Saturday, 5 January 2019

Cowbells, Saxophones and a Rabbit

When the era of sound cartoons began, characters weren’t exactly filling theatres with chatter. Instead, animation producers concentrated on making music and sound effects that were coordinated with what was happening on the screen. That was novel enough for the audience and it also eliminated the need to animate dialogue.

Mickey Mouse’s “Steamboat Willie” and Fables Studio’s “Dinner Time” had appeared in theatres equipped for sound towards the end of 1928. The Associated Press decided to do a story at that time on how cartoonists put the sound in sound cartoons. But the wire service didn’t approach either Walt Disney or Paul Terry. Instead, it contacted either Universal or George Winkler, as its story centres around Oswald the Rabbit. Oswald not only didn’t talk, his cartoons were still silent. According to the Universal News of January 12, 1929, the first sound cartoon prints were just being made (the first sound Oswald was “Hen Fruit,” released on February 4th).

This story appeared in newspapers 90 years ago today and gives you an idea of how basic and primitive it all when theatres were still deciding if sound was a fad or if it was worthwhile installing audio equipment.

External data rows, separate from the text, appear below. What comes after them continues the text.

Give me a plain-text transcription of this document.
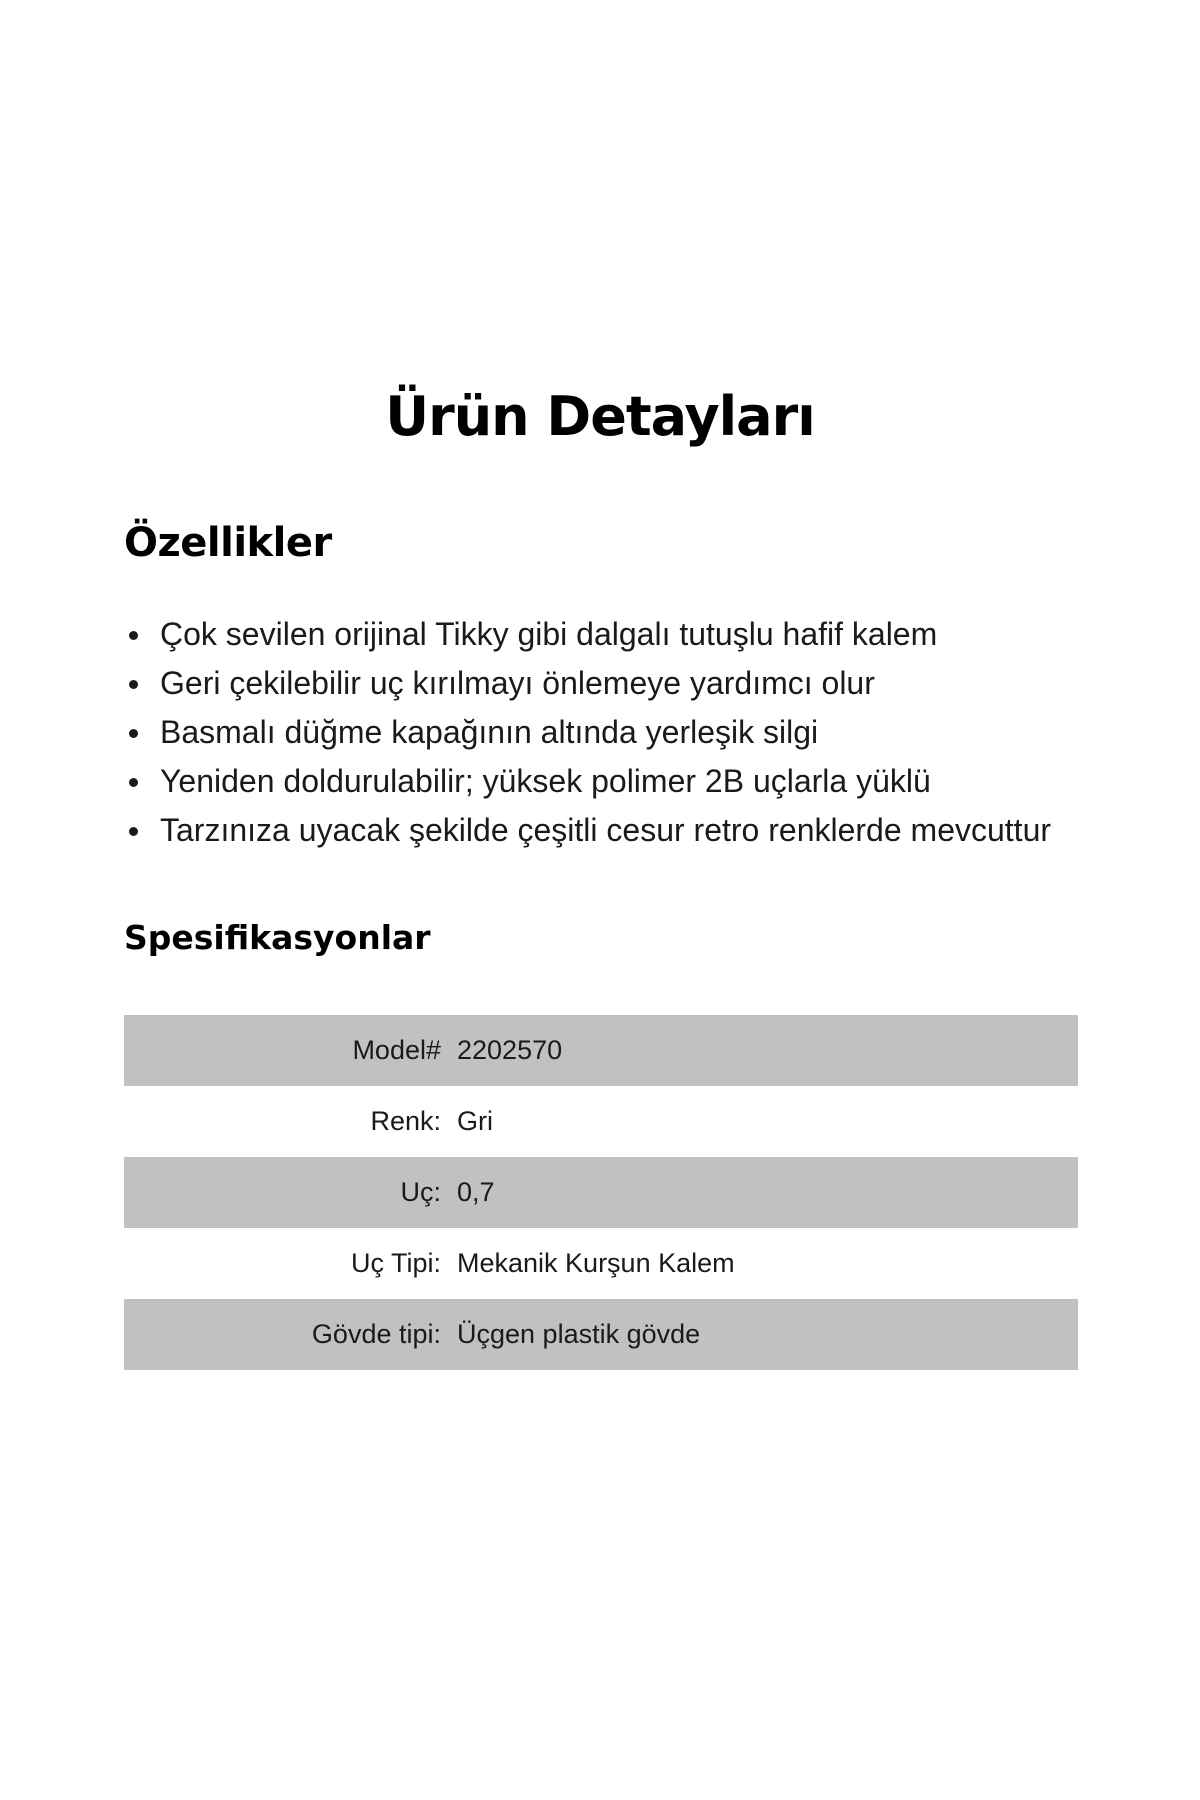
Ürün Detayları
Özellikler
Çok sevilen orijinal Tikky gibi dalgalı tutuşlu hafif kalem
Geri çekilebilir uç kırılmayı önlemeye yardımcı olur
Basmalı düğme kapağının altında yerleşik silgi
Yeniden doldurulabilir; yüksek polimer 2B uçlarla yüklü
Tarzınıza uyacak şekilde çeşitli cesur retro renklerde mevcuttur
Spesifikasyonlar
Model# 2202570
Renk: Gri
Uç: 0,7
Uç Tipi: Mekanik Kurşun Kalem
Gövde tipi: Üçgen plastik gövde
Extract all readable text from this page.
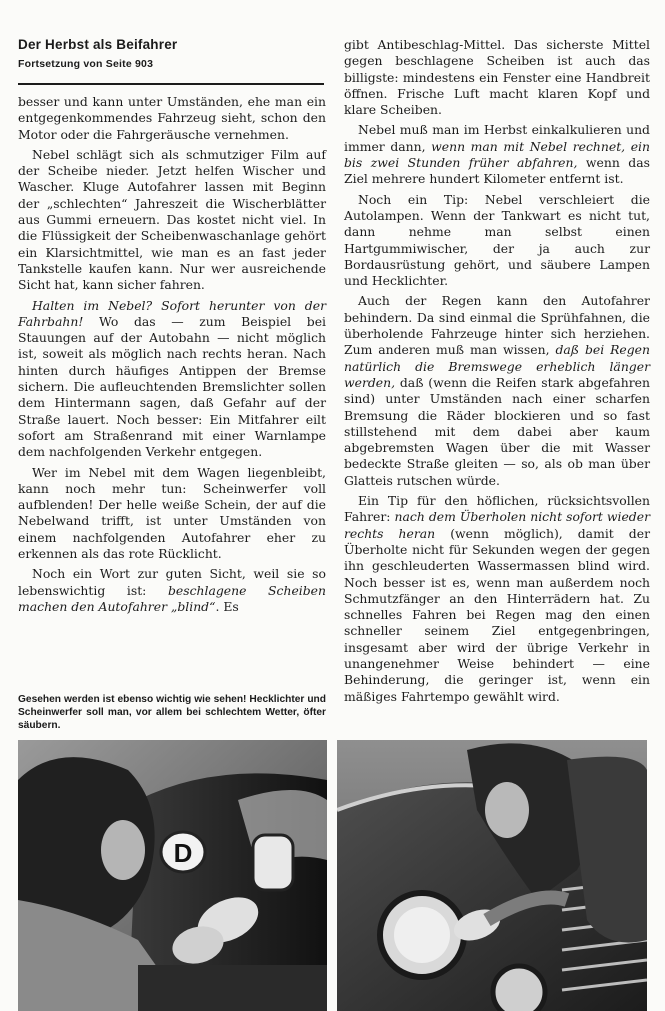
Der Herbst als Beifahrer
Fortsetzung von Seite 903

besser und kann unter Umständen, ehe man ein entgegenkommendes Fahrzeug sieht, schon den Motor oder die Fahrgeräusche vernehmen.

Nebel schlägt sich als schmutziger Film auf der Scheibe nieder. Jetzt helfen Wischer und Wascher. Kluge Autofahrer lassen mit Beginn der „schlechten“ Jahreszeit die Wischerblätter aus Gummi erneuern. Das kostet nicht viel. In die Flüssigkeit der Scheibenwaschanlage gehört ein Klarsichtmittel, wie man es an fast jeder Tankstelle kaufen kann. Nur wer ausreichende Sicht hat, kann sicher fahren.

Halten im Nebel? Sofort herunter von der Fahrbahn! Wo das — zum Beispiel bei Stauungen auf der Autobahn — nicht möglich ist, soweit als möglich nach rechts heran. Nach hinten durch häufiges Antippen der Bremse sichern. Die aufleuchtenden Bremslichter sollen dem Hintermann sagen, daß Gefahr auf der Straße lauert. Noch besser: Ein Mitfahrer eilt sofort am Straßenrand mit einer Warnlampe dem nachfolgenden Verkehr entgegen.

Wer im Nebel mit dem Wagen liegenbleibt, kann noch mehr tun: Scheinwerfer voll aufblenden! Der helle weiße Schein, der auf die Nebelwand trifft, ist unter Umständen von einem nachfolgenden Autofahrer eher zu erkennen als das rote Rücklicht.

Noch ein Wort zur guten Sicht, weil sie so lebenswichtig ist: beschlagene Scheiben machen den Autofahrer „blind“. Es

gibt Antibeschlag-Mittel. Das sicherste Mittel gegen beschlagene Scheiben ist auch das billigste: mindestens ein Fenster eine Handbreit öffnen. Frische Luft macht klaren Kopf und klare Scheiben.

Nebel muß man im Herbst einkalkulieren und immer dann, wenn man mit Nebel rechnet, ein bis zwei Stunden früher abfahren, wenn das Ziel mehrere hundert Kilometer entfernt ist.

Noch ein Tip: Nebel verschleiert die Autolampen. Wenn der Tankwart es nicht tut, dann nehme man selbst einen Hartgummiwischer, der ja auch zur Bordausrüstung gehört, und säubere Lampen und Hecklichter.

Auch der Regen kann den Autofahrer behindern. Da sind einmal die Sprühfahnen, die überholende Fahrzeuge hinter sich herziehen. Zum anderen muß man wissen, daß bei Regen natürlich die Bremswege erheblich länger werden, daß (wenn die Reifen stark abgefahren sind) unter Umständen nach einer scharfen Bremsung die Räder blockieren und so fast stillstehend mit dem dabei aber kaum abgebremsten Wagen über die mit Wasser bedeckte Straße gleiten — so, als ob man über Glatteis rutschen würde.

Ein Tip für den höflichen, rücksichtsvollen Fahrer: nach dem Überholen nicht sofort wieder rechts heran (wenn möglich), damit der Überholte nicht für Sekunden wegen der gegen ihn geschleuderten Wassermassen blind wird. Noch besser ist es, wenn man außerdem noch Schmutzfänger an den Hinterrädern hat. Zu schnelles Fahren bei Regen mag den einen schneller seinem Ziel entgegenbringen, insgesamt aber wird der übrige Verkehr in unangenehmer Weise behindert — eine Behinderung, die geringer ist, wenn ein mäßiges Fahrtempo gewählt wird.

Gesehen werden ist ebenso wichtig wie sehen! Hecklichter und Scheinwerfer soll man, vor allem bei schlechtem Wetter, öfter säubern.
D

How Oswald The Rabbit Is Given His Vocal Chords In The Talkies
By WADE WERNER.

Associated Press Feature Writer.
Hollywood. Cal., Jan. 5.—(AP)—It is the very darkest middle of the night and the great studio sprawls like a town of fantastic shadows between the dry river bed and the barren hills. One supposes there is a night watchman somewhere on the lot; but apparently he does not see the dim figures slinking one by one toward a barn-like structure, each carrying something, and each disappearing through the same small door in the building.
Heading away from the studio they might have been taken for burglars escaping with their loot; but under the circumstances it is more reasonable to guess they are conspirators of another sort. The interior of the building is dimly lit, but by mingling casually with the crowd one can see very clearly what they carried in: Two saxophones, a galvanized iron wash tub half full of tin cans, a cornet, a tuba, a clothes wringer, three phonographs, a school bell, several cowbells, a hand-operated alarm gong, three sizes of electric bells. Innumerable tin, brass and wooden whistles, many assorted pieces of wood and metal, half a dozen panes of window glass and a metal cylinder of compressed air.
Obviously these are not the paraphernalia of arsonists or dynamiters; and besides, even In the dim light, the conspirators have a jolly look. It begins to look more like preparations for an old-fashioned charivari. Before one can ask who was married, however, the head conspirator explains everything:
"Our job tonight," says he, "is to synchronize Oswald the Rabbit."
Oswald, one learns, is the pen-and-ink hero of an animated cartoon which, in keeping with the modern craze for screen sound, must be embellished with music and noise-effects. Six musicians, skilled in leaping nimbly from tune to tune in harmony with the action on the screen, take their places under one microphone. Another microphone hangs near the table where all the bells and whistles are spread. A large man in overalls sits near the tubful of tin cans with a wooden paddle in his hands, as if waiting for the cauldron to boil; the other conspirators stand here and there between the microphones, ready to make the right noises at the right times.
They rehearse with the picture running on the screen in front of them. As the main title of the comedy appears on the screen the orchestra leaps into an overture, while the other sound-smiths stand tensely waiting for their cues.
When the opening scene discloses Oswald sleeping in his bed, the orchestra dodges quickly Into a cradle song, while a lad within whispering distance of a microphone snores rhythmically and another specialist imitates the squeaking of the bed by running sole leather through the clothes wringer. After each rehearsal the recording engineer In the sound-mixing booth, who hears all this as it will sound to an audience, suggests improvements.
And again and again the mixed symphony of harmonies and discords is rehearsed; then, "This is the picture, boys," and they go through it once more, with the sound-recording apparatus registering everything on celluloid.
Along about sunrise the sound-smiths call it a night and go home, tired and hungry, but with a little glow of pride at the thought their artistry has made it possible for the world to hear as well as see Oswald the Rabbit.